Not because every system should use the same names. Not because every architecture needs the same moral center. But because many builders are already reinventing fragments of this pattern without giving it a stable form.
They build a retrieval filter here, a memory rule there, a handoff policy in one corner, a ranking exception in another. Over time they realize they are not merely building tools around a model. They are building behavioral governance around continuity.
At that point, it helps to stop pretending these are only helper scripts.
They are part of the system’s judgment architecture.
And once you recognize that, you can design more deliberately.
You can write cells to be composable.
You can let one cell hand off to another.
You can separate retrieval logic from classification logic, authority logic, and writeback logic.
You can log their decisions.
You can test them in isolation.
You can make them portable enough that another builder can adapt the pattern without inheriting your exact system.
That, to me, is what makes this approach strong.
It treats continuity as something that deserves its own machinery.
Not just more memory.
Not just better prompts.
Not just clever context assembly.
Machinery.
Small, disciplined, inspectable machinery that sits between memory and behavior and helps a system remain itself under pressure.
So if I had to give one practical recommendation to builders who are beginning to think this way, it would be this:
Start by identifying one continuity judgment your system keeps making badly. Then turn that judgment into a small executable unit.

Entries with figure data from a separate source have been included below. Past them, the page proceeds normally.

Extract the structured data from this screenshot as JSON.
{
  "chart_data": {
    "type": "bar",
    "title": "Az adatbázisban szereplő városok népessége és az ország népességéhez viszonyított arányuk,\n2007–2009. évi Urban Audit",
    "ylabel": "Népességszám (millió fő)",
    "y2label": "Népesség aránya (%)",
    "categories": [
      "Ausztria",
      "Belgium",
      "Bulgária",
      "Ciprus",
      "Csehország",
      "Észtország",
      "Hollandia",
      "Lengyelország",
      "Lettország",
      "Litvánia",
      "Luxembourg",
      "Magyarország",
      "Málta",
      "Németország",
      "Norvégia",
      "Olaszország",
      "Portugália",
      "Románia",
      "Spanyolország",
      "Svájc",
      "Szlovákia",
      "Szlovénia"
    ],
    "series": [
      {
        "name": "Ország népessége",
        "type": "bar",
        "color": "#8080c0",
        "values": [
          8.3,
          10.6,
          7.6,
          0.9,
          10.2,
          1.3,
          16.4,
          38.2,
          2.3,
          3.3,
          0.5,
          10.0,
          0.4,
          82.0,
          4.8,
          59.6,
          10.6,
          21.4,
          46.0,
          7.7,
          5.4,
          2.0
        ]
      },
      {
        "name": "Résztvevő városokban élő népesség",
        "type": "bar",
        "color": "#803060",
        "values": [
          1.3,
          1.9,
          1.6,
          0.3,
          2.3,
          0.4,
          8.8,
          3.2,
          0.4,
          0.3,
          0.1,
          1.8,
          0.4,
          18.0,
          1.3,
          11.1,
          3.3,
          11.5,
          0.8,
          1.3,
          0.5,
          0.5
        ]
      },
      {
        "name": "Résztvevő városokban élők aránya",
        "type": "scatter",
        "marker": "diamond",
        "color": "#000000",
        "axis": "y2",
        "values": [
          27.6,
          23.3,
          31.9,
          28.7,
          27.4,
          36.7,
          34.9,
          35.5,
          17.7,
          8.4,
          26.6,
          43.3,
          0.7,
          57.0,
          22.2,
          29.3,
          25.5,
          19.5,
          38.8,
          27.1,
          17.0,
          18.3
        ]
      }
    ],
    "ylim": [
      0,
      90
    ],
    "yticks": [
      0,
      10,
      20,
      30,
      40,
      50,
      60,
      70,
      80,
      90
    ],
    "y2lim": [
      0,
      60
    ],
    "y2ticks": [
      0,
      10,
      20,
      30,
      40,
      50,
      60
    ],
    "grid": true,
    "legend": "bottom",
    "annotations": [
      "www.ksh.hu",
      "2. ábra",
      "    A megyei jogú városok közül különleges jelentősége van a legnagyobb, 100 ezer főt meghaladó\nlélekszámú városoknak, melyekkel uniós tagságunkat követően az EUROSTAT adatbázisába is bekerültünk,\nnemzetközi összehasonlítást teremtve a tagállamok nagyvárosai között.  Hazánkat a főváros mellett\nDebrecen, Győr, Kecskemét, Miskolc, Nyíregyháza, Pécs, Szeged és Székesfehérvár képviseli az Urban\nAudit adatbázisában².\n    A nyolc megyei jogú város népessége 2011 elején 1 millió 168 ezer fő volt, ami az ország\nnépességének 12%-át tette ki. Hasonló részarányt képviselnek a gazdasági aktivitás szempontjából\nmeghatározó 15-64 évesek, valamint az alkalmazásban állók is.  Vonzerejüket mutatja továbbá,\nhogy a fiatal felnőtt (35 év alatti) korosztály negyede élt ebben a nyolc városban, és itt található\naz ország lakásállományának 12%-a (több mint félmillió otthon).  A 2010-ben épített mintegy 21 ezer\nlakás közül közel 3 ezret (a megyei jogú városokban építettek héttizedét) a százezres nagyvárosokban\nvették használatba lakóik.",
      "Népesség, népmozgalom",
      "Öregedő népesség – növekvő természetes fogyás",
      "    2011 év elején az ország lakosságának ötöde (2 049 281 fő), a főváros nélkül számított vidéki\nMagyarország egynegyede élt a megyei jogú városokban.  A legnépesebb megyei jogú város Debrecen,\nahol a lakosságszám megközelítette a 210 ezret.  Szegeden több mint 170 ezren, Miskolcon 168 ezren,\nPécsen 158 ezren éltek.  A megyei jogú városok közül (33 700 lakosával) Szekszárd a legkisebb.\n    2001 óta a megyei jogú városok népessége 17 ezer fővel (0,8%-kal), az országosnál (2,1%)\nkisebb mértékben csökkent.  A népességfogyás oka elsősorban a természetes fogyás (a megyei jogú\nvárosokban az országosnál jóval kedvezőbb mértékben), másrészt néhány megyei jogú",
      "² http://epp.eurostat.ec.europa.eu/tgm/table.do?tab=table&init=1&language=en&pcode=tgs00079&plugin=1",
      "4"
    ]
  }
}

Do not try to build an entire philosophy stack on day one.
Pick one recurring failure.
Maybe your system over-fetches context.
Maybe it confuses brainstorming with canon.
Maybe it writes too much back into memory.
Maybe it loses the thread after task shifts.
Maybe it does not know when to stop promoting vivid but low-authority information.
Take that one failure and ask: what cell would prevent this if it existed?
Then define its purpose, trigger, inputs, rules, negative rules, and outputs.
That is enough to begin.
Architecture does not always emerge from grand design.
Sometimes it emerges from one recurring judgment being finally given a proper body.